The landlord, more than ever convinced that his suspicions were well grounded, took the watch, which was a very handsome one, and suffered them to depart in peace.
They had not been gone many minutes when, on examining the watch, the landlord perceived that it bore the emblematic “N” of the Emperor within the case, and at once suspecting that it had been stolen from some member of the imperial household, he hurried off in terror to communicate his fears to the commissary of police. This functionary no sooner saw it that he hastened to Fouché, the minister, who, making himself acquainted with the whole details, immediately hurried off to the Tuileries and laid it all before the Emperor. The watch had been a present from Napoleon to Jerome; but this was but a small part of the cause of indignation. The derogation from dignity, the sacrifice of the regard due to his station, were crimes of a very different order; and, summoned to the imperial presence, the new-made king was made to hear, in terms of reproachful sarcasm, a lesson in his craft that few could impart with such cutting severity.

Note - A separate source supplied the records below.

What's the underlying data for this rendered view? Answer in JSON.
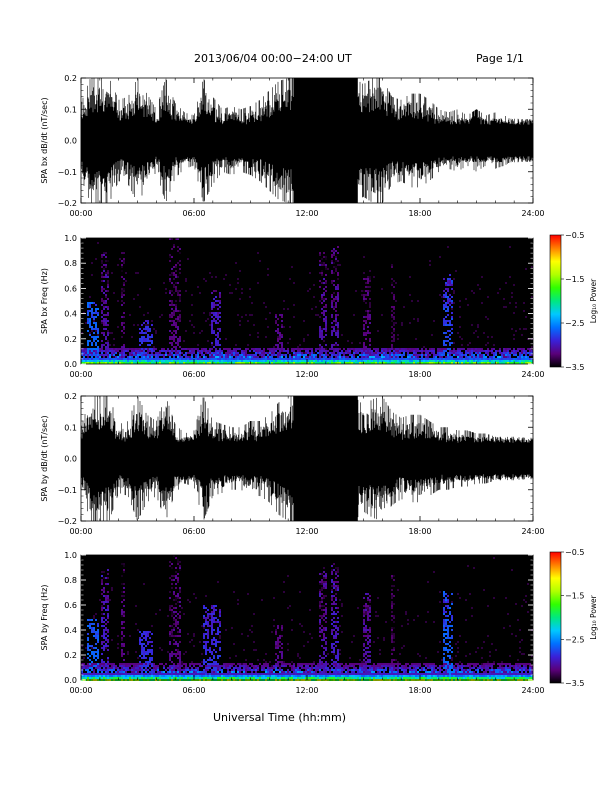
{
  "header": {
    "title": "2013/06/04  00:00−24:00 UT",
    "page": "Page 1/1"
  },
  "footer": {
    "xlabel": "Universal Time (hh:mm)"
  },
  "chart_data": [
    {
      "type": "line",
      "panel": "bx-waveform",
      "ylabel": "SPA bx dB/dt (nT/sec)",
      "ylim": [
        -0.2,
        0.2
      ],
      "yticks": [
        -0.2,
        -0.1,
        0.0,
        0.1,
        0.2
      ],
      "ytick_labels": [
        "−0.2",
        "−0.1",
        "0.0",
        "0.1",
        "0.2"
      ],
      "xticks": [
        "00:00",
        "06:00",
        "12:00",
        "18:00",
        "24:00"
      ],
      "xlim_hours": [
        0,
        24
      ],
      "envelope_hours": [
        0,
        0.5,
        1,
        1.5,
        2,
        2.5,
        3,
        3.5,
        4,
        4.5,
        5,
        5.5,
        6,
        6.5,
        7,
        7.5,
        8,
        8.5,
        9,
        9.5,
        10,
        10.5,
        11,
        11.5,
        12,
        12.5,
        13,
        13.5,
        14,
        14.5,
        15,
        15.5,
        16,
        16.5,
        17,
        17.5,
        18,
        18.5,
        19,
        19.5,
        20,
        20.5,
        21,
        21.5,
        22,
        22.5,
        23,
        23.5,
        24
      ],
      "envelope_amplitude": [
        0.12,
        0.2,
        0.2,
        0.2,
        0.13,
        0.14,
        0.2,
        0.15,
        0.1,
        0.2,
        0.12,
        0.09,
        0.08,
        0.2,
        0.14,
        0.1,
        0.11,
        0.1,
        0.11,
        0.13,
        0.16,
        0.19,
        0.2,
        0.2,
        0.2,
        0.2,
        0.2,
        0.2,
        0.2,
        0.2,
        0.18,
        0.2,
        0.2,
        0.14,
        0.13,
        0.15,
        0.15,
        0.13,
        0.1,
        0.09,
        0.1,
        0.08,
        0.1,
        0.08,
        0.09,
        0.08,
        0.06,
        0.05,
        0.05
      ],
      "solid_block_hours": [
        [
          11.3,
          14.7
        ]
      ]
    },
    {
      "type": "heatmap",
      "panel": "bx-spectrogram",
      "ylabel": "SPA bx Freq (Hz)",
      "ylim": [
        0.0,
        1.0
      ],
      "yticks": [
        0.0,
        0.2,
        0.4,
        0.6,
        0.8,
        1.0
      ],
      "ytick_labels": [
        "0.0",
        "0.2",
        "0.4",
        "0.6",
        "0.8",
        "1.0"
      ],
      "xticks": [
        "00:00",
        "06:00",
        "12:00",
        "18:00",
        "24:00"
      ],
      "xlim_hours": [
        0,
        24
      ],
      "colorbar": {
        "label": "Log₁₀ Power",
        "range": [
          -3.5,
          -0.5
        ],
        "ticks": [
          "−0.5",
          "−1.5",
          "−2.5",
          "−3.5"
        ],
        "colors": [
          "#000000",
          "#5a007a",
          "#3a20d8",
          "#0070ff",
          "#00c8ff",
          "#00e880",
          "#30ff00",
          "#b0ff00",
          "#ffff00",
          "#ff8000",
          "#ff0000"
        ]
      },
      "features": [
        {
          "hours": [
            0.3,
            0.9
          ],
          "freq_max": 0.5,
          "level": -2.6
        },
        {
          "hours": [
            1.0,
            1.4
          ],
          "freq_max": 0.9,
          "level": -3.0
        },
        {
          "hours": [
            2.1,
            2.3
          ],
          "freq_max": 0.95,
          "level": -3.1
        },
        {
          "hours": [
            3.0,
            3.8
          ],
          "freq_max": 0.35,
          "level": -2.8
        },
        {
          "hours": [
            4.6,
            5.3
          ],
          "freq_max": 1.0,
          "level": -3.1
        },
        {
          "hours": [
            6.8,
            7.4
          ],
          "freq_max": 0.6,
          "level": -2.9
        },
        {
          "hours": [
            10.3,
            10.7
          ],
          "freq_max": 0.4,
          "level": -3.1
        },
        {
          "hours": [
            12.6,
            13.0
          ],
          "freq_max": 0.9,
          "level": -3.0
        },
        {
          "hours": [
            13.2,
            13.6
          ],
          "freq_max": 0.95,
          "level": -3.0
        },
        {
          "hours": [
            14.9,
            15.3
          ],
          "freq_max": 0.7,
          "level": -3.1
        },
        {
          "hours": [
            16.4,
            16.6
          ],
          "freq_max": 0.85,
          "level": -3.2
        },
        {
          "hours": [
            19.2,
            19.7
          ],
          "freq_max": 0.72,
          "level": -2.7
        }
      ],
      "low_freq_band": {
        "freq_max": 0.06,
        "level_peak": -0.8
      }
    },
    {
      "type": "line",
      "panel": "by-waveform",
      "ylabel": "SPA by dB/dt (nT/sec)",
      "ylim": [
        -0.2,
        0.2
      ],
      "yticks": [
        -0.2,
        -0.1,
        0.0,
        0.1,
        0.2
      ],
      "ytick_labels": [
        "−0.2",
        "−0.1",
        "0.0",
        "0.1",
        "0.2"
      ],
      "xticks": [
        "00:00",
        "06:00",
        "12:00",
        "18:00",
        "24:00"
      ],
      "xlim_hours": [
        0,
        24
      ],
      "envelope_hours": [
        0,
        0.5,
        1,
        1.5,
        2,
        2.5,
        3,
        3.5,
        4,
        4.5,
        5,
        5.5,
        6,
        6.5,
        7,
        7.5,
        8,
        8.5,
        9,
        9.5,
        10,
        10.5,
        11,
        11.5,
        12,
        12.5,
        13,
        13.5,
        14,
        14.5,
        15,
        15.5,
        16,
        16.5,
        17,
        17.5,
        18,
        18.5,
        19,
        19.5,
        20,
        20.5,
        21,
        21.5,
        22,
        22.5,
        23,
        23.5,
        24
      ],
      "envelope_amplitude": [
        0.1,
        0.2,
        0.2,
        0.2,
        0.11,
        0.12,
        0.2,
        0.14,
        0.12,
        0.2,
        0.11,
        0.08,
        0.09,
        0.2,
        0.12,
        0.11,
        0.1,
        0.1,
        0.12,
        0.12,
        0.14,
        0.18,
        0.2,
        0.2,
        0.2,
        0.2,
        0.2,
        0.2,
        0.2,
        0.2,
        0.17,
        0.19,
        0.2,
        0.15,
        0.13,
        0.14,
        0.14,
        0.12,
        0.1,
        0.1,
        0.09,
        0.09,
        0.08,
        0.08,
        0.07,
        0.06,
        0.06,
        0.05,
        0.05
      ],
      "solid_block_hours": [
        [
          11.3,
          14.7
        ]
      ]
    },
    {
      "type": "heatmap",
      "panel": "by-spectrogram",
      "ylabel": "SPA by Freq (Hz)",
      "ylim": [
        0.0,
        1.0
      ],
      "yticks": [
        0.0,
        0.2,
        0.4,
        0.6,
        0.8,
        1.0
      ],
      "ytick_labels": [
        "0.0",
        "0.2",
        "0.4",
        "0.6",
        "0.8",
        "1.0"
      ],
      "xticks": [
        "00:00",
        "06:00",
        "12:00",
        "18:00",
        "24:00"
      ],
      "xlim_hours": [
        0,
        24
      ],
      "colorbar": {
        "label": "Log₁₀ Power",
        "range": [
          -3.5,
          -0.5
        ],
        "ticks": [
          "−0.5",
          "−1.5",
          "−2.5",
          "−3.5"
        ],
        "colors": [
          "#000000",
          "#5a007a",
          "#3a20d8",
          "#0070ff",
          "#00c8ff",
          "#00e880",
          "#30ff00",
          "#b0ff00",
          "#ffff00",
          "#ff8000",
          "#ff0000"
        ]
      },
      "features": [
        {
          "hours": [
            0.3,
            0.9
          ],
          "freq_max": 0.5,
          "level": -2.6
        },
        {
          "hours": [
            1.0,
            1.4
          ],
          "freq_max": 0.9,
          "level": -2.9
        },
        {
          "hours": [
            2.1,
            2.3
          ],
          "freq_max": 0.95,
          "level": -3.1
        },
        {
          "hours": [
            3.0,
            3.8
          ],
          "freq_max": 0.4,
          "level": -2.8
        },
        {
          "hours": [
            4.6,
            5.3
          ],
          "freq_max": 1.0,
          "level": -3.1
        },
        {
          "hours": [
            6.4,
            7.4
          ],
          "freq_max": 0.6,
          "level": -2.8
        },
        {
          "hours": [
            10.3,
            10.7
          ],
          "freq_max": 0.45,
          "level": -3.1
        },
        {
          "hours": [
            12.6,
            13.0
          ],
          "freq_max": 0.9,
          "level": -3.0
        },
        {
          "hours": [
            13.2,
            13.6
          ],
          "freq_max": 0.95,
          "level": -2.9
        },
        {
          "hours": [
            14.9,
            15.3
          ],
          "freq_max": 0.7,
          "level": -3.0
        },
        {
          "hours": [
            16.4,
            16.6
          ],
          "freq_max": 0.85,
          "level": -3.2
        },
        {
          "hours": [
            19.2,
            19.7
          ],
          "freq_max": 0.72,
          "level": -2.6
        }
      ],
      "low_freq_band": {
        "freq_max": 0.06,
        "level_peak": -0.8
      }
    }
  ]
}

As for the Maître de Chapelle and the Secretary, an agent of the police waited on each before they were well awake, with strict injunctions to them to maintain a perfect secrecy on the whole affair; and while guaranteeing them an annual pension in their new offices, assuring them that the slightest indiscretion as to the mystery would involve their ruin and their exile from France for ever.
It was years before the landlord learned the real secret of the adventure, and, in commemoration of it, called his house “Le Café du Roi,” a circumstance which the Government never noticed, for the campaign of Russia and the events of 1812-13 left little time to attend to matters of this calibre.
The Café du Roi is now a shop where artificial flowers are sold; as nearly like nature perhaps, or more so, than poor Jerome’s royalty resembled the real article.